A lot of things have changed since this day four years ago, and even more so since four years before that. I’ve changed a lot, to the point where my childhood best friend’s mother doesn’t recognize me when we cross paths on campus. I’m trying to get better about giving other people the space to be different, to not be who they’ve been in my mind for years, and it’s hard when there are no apologies for hurt feelings and isolation, but I’m working on it because I want them to do the same thing for me. I want to give myself room to grow, to come back four years from now and have a different outlook on life because we’re all changing all the time and the only way you can really realize that is by looking back on who you were (and thanking the people who have helped you to figure out who you are).

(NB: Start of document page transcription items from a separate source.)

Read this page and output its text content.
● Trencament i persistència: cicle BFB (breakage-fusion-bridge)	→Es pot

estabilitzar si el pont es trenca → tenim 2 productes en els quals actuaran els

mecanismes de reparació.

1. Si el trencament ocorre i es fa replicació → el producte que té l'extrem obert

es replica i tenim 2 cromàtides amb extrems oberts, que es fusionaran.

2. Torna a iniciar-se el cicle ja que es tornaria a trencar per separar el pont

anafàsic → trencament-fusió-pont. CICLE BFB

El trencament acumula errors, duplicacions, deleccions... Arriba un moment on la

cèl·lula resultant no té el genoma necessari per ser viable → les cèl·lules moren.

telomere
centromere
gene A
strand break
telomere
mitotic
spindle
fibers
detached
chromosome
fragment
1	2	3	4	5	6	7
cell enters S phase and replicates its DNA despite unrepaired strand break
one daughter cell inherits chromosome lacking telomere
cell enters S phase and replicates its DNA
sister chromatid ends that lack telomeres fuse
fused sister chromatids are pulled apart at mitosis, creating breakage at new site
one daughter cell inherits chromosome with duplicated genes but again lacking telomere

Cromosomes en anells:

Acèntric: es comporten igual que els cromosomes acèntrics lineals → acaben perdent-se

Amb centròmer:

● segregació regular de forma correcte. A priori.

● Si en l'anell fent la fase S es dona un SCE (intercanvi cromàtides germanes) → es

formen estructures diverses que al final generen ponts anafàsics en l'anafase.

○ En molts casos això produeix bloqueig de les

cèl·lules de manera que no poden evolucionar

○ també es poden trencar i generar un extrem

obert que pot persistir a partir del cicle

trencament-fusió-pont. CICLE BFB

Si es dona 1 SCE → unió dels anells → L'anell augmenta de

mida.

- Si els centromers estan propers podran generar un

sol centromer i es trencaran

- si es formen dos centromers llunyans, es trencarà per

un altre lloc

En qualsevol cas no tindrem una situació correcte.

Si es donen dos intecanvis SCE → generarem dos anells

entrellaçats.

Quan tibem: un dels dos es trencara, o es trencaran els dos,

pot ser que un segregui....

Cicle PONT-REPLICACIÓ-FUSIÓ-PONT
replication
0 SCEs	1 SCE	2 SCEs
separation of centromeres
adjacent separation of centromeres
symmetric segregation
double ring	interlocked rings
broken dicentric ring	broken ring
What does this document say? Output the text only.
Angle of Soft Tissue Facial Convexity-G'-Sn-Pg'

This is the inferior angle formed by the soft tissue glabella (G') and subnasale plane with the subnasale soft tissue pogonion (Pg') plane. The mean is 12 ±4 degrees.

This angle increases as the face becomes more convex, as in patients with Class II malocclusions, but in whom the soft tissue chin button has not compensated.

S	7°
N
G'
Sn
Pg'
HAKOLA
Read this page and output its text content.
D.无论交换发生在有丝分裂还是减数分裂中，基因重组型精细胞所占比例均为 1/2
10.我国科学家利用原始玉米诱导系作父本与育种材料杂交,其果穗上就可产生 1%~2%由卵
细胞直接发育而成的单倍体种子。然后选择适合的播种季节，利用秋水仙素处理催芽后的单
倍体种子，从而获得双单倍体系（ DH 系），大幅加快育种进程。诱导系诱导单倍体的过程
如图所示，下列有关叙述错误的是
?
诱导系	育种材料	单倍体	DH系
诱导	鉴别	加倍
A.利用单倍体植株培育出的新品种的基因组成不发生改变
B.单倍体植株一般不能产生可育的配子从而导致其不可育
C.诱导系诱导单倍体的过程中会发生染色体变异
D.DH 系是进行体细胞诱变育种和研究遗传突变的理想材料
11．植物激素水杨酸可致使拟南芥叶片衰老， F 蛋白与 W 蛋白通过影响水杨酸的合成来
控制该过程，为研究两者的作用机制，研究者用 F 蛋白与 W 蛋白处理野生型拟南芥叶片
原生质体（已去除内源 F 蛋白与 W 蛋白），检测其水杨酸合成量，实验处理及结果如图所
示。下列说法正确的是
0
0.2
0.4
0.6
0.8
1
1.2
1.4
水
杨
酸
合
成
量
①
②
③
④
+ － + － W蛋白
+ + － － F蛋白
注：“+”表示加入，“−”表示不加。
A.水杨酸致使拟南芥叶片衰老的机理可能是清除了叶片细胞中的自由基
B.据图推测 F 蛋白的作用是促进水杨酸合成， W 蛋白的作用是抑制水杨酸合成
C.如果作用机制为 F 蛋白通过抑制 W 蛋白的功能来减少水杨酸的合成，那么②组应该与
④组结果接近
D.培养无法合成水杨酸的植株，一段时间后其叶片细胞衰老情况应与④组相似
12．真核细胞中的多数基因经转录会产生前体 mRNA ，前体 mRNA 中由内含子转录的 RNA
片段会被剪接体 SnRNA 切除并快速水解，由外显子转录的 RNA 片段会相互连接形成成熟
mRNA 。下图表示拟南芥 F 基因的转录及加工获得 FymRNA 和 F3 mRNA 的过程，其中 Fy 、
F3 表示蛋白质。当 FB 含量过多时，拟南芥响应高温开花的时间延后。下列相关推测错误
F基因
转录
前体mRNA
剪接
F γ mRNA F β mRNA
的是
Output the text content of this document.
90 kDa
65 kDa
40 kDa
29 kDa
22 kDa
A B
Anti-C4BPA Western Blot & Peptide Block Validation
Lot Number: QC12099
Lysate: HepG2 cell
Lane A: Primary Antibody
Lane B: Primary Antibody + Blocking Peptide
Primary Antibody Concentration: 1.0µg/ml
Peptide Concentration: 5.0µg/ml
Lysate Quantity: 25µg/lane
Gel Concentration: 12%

I ended my Senior Sage with a quote from Doctor Who—“Anybody remotely interesting is mad in some way or another.” I’m going to end this with one too, even though my mother is now more caught up with Doctor Who than I am, because I still love Eleven and Amy Pond and his final episode always gets to me—"We all change, when you think about it, we're all different people, all through our lives, and that's okay, that's good, you've gotta keep moving, so long as you remember all the people that you used to be. I will not forget one line of this, not one day, I swear.”

I really won’t. That much I do know. I write everything down now, because I’ve spent enough of my life regretting that I have no proof of how I felt or what I thought about things at a particular moment, so how could I forget?